Le concept de la ville du quart d’heure, que les anglophones appellent la ville des 15 minutes, n’est pas nouveau. Il a été développé en 2015 par l’urbaniste franco-colombien Carlos Moreno, professeur à l’Université Paris 1 Panthéon – Sorbonne, où il est directeur scientifique et cofondateur de la Chaire ETI (Entrepreneuriat Territoire Innovation). Celui-ci lui a d’ailleurs valu l’Obel Award, un prix qui «honore les récentes contributions architecturales exceptionnelles au développement humain dans le monde», en 2021.

Avant lui, Portland, en Oregon, a lancé les quartiers 20 minutes aux alentours de 2009. Les deux s’inspirent des principes du nouvel urbanisme, un mouvement basé sur la réduction de la dépendance à la voiture.

L’idée est relativement simple. Dans une ville du quart d’heure, les habitants ont accès à pied ou en transport actif à tout ce dont ils ont besoin en 15 minutes (ou moins). Fini, donc, le temps perdu dans les bouchons de circulation pour se rendre au boulot. On marche pour se rendre à la pharmacie, pour prendre un café ou rencontrer les amis au parc et on enfourche son vélo pour aller au travail ou récupérer les enfants à la garderie.

Cette ville à échelle humaine présente en théorie de nombreux avantages. En plus de réduire la longueur de nos déplacements, elle permet de limiter la pollution, de revitaliser les rues commerciales, d’améliorer le sentiment de sécurité et de créer des liens entre les citoyens tout en gardant la forme.

Portland, en Oregon, a lancé les quartiers 20 minutes aux alentours de 2009. Photo: Cole Keister, Unsplash

De plus en plus prisé

Depuis 2016 – et encore plus depuis la pandémie – le concept fait des adeptes. C’est le cas notamment de Paris. Milan et Dublin ont aussi intégré les principes dans leur aménagement. Barcelone et ses super-blocs, des mini quartiers complets où le piéton a la priorité, s’inscrivent également dans cette mouvance. Copenhague va plus loin, et veut transformer son quartier de Nordhavn en ville des cinq minutes.

Même O’Fallon, une ville de banlieue de 32 000 habitants en Illinois, y adhère. Selon le plan de la municipalité, devenir une ville des 15 minutes contribuera à rendre la vie des citoyens plus pratique, moins stressante et plus durable.

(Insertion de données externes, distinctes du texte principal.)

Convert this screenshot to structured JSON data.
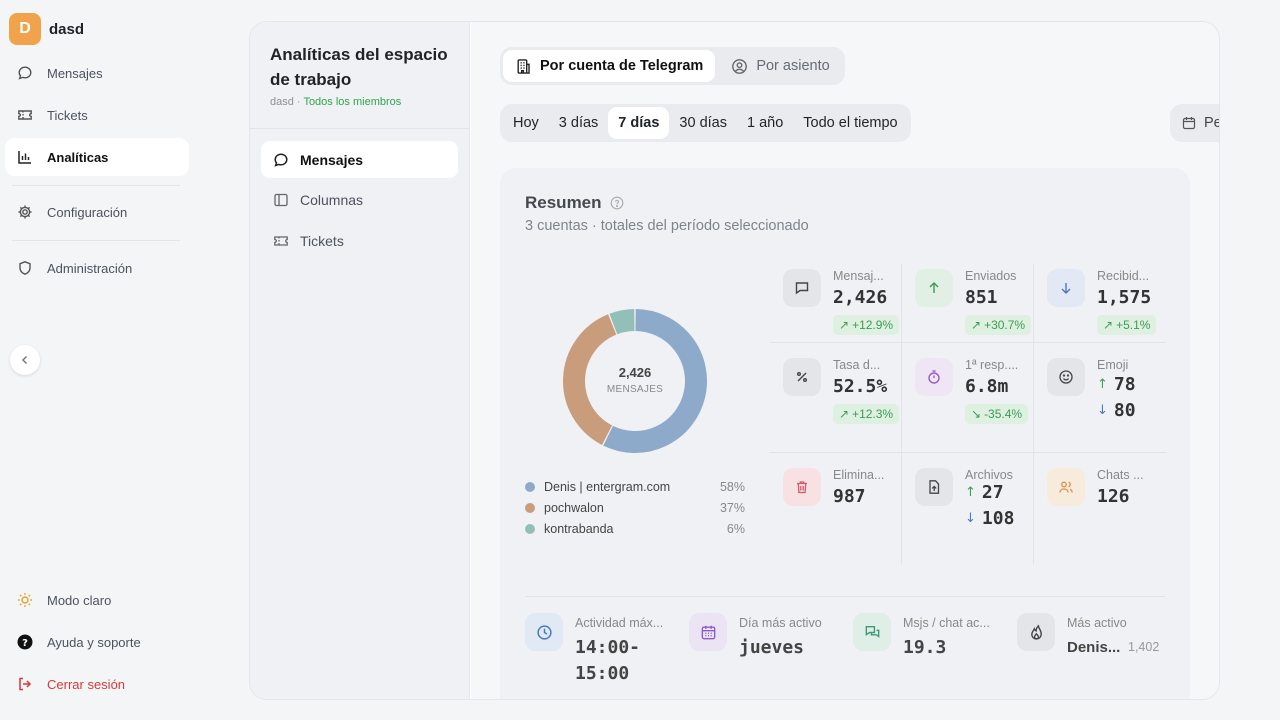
{
  "workspace": {
    "initial": "D",
    "name": "dasd"
  },
  "sidebar": {
    "items": [
      {
        "label": "Mensajes",
        "icon": "message-icon"
      },
      {
        "label": "Tickets",
        "icon": "ticket-icon"
      },
      {
        "label": "Analíticas",
        "icon": "chart-icon",
        "active": true
      },
      {
        "label": "Configuración",
        "icon": "gear-icon"
      },
      {
        "label": "Administración",
        "icon": "shield-icon"
      }
    ],
    "bottom": [
      {
        "label": "Modo claro",
        "icon": "sun-icon"
      },
      {
        "label": "Ayuda y soporte",
        "icon": "help-icon"
      },
      {
        "label": "Cerrar sesión",
        "icon": "logout-icon"
      }
    ]
  },
  "subnav": {
    "title": "Analíticas del espacio de trabajo",
    "workspace": "dasd",
    "separator": " · ",
    "scope": "Todos los miembros",
    "items": [
      {
        "label": "Mensajes",
        "active": true
      },
      {
        "label": "Columnas"
      },
      {
        "label": "Tickets"
      }
    ]
  },
  "toggle": {
    "options": [
      "Por cuenta de Telegram",
      "Por asiento"
    ],
    "selected": "Por cuenta de Telegram"
  },
  "ranges": {
    "options": [
      "Hoy",
      "3 días",
      "7 días",
      "30 días",
      "1 año",
      "Todo el tiempo"
    ],
    "selected": "7 días",
    "custom": "Personalizado"
  },
  "summary": {
    "title": "Resumen",
    "subtitle": "3 cuentas · totales del período seleccionado",
    "donut_value": "2,426",
    "donut_label": "MENSAJES"
  },
  "chart_data": {
    "type": "pie",
    "series": [
      {
        "name": "Denis | entergram.com",
        "value": 58,
        "label": "58%",
        "color": "#8eaacb"
      },
      {
        "name": "pochwalon",
        "value": 37,
        "label": "37%",
        "color": "#c99c7c"
      },
      {
        "name": "kontrabanda",
        "value": 6,
        "label": "6%",
        "color": "#93bfb9"
      }
    ],
    "center_value": "2,426",
    "center_label": "MENSAJES"
  },
  "metrics": [
    {
      "label": "Mensaj...",
      "value": "2,426",
      "badge": "+12.9%",
      "trend": "up"
    },
    {
      "label": "Enviados",
      "value": "851",
      "badge": "+30.7%",
      "trend": "up"
    },
    {
      "label": "Recibid...",
      "value": "1,575",
      "badge": "+5.1%",
      "trend": "up"
    },
    {
      "label": "Tasa d...",
      "value": "52.5%",
      "badge": "+12.3%",
      "trend": "up"
    },
    {
      "label": "1ª resp....",
      "value": "6.8m",
      "badge": "-35.4%",
      "trend": "down"
    },
    {
      "label": "Emoji",
      "up": "78",
      "down": "80"
    },
    {
      "label": "Elimina...",
      "value": "987"
    },
    {
      "label": "Archivos",
      "up": "27",
      "down": "108"
    },
    {
      "label": "Chats ...",
      "value": "126"
    }
  ],
  "stats": [
    {
      "label": "Actividad máx...",
      "value": "14:00-\n15:00"
    },
    {
      "label": "Día más activo",
      "value": "jueves"
    },
    {
      "label": "Msjs / chat ac...",
      "value": "19.3"
    },
    {
      "label": "Más activo",
      "value": "Denis...",
      "extra": "1,402"
    }
  ],
  "colors": {
    "accent_green": "#2ea44f",
    "danger": "#d73a3a",
    "badge_bg": "#def0e0",
    "badge_text": "#3f9a58"
  }
}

Au total, près de 100 maires ont embrassé le concept autour du monde.

Au Québec, même si l’idée n’a pas encore été proprement testée, Valérie Plante lui avait consacré une place de choix dans son plus récent programme électoral.

Pour les experts, comme l’architecte Daniel Pearl, un modèle montréalais serait d’ailleurs tout à fait possible. En entrevue avec La Presse le mois dernier, il suggérait de rebâtir des secteurs du Sud-Ouest actuellement «dépeuplés et sans infrastructures» dans Verdun, Pointe-Saint-Charles, Saint-Henri, La Salle, Ville-Émard et Côte-Saint-Paul, et de les transformer en zones à haute densité, avec services essentiels à proximité.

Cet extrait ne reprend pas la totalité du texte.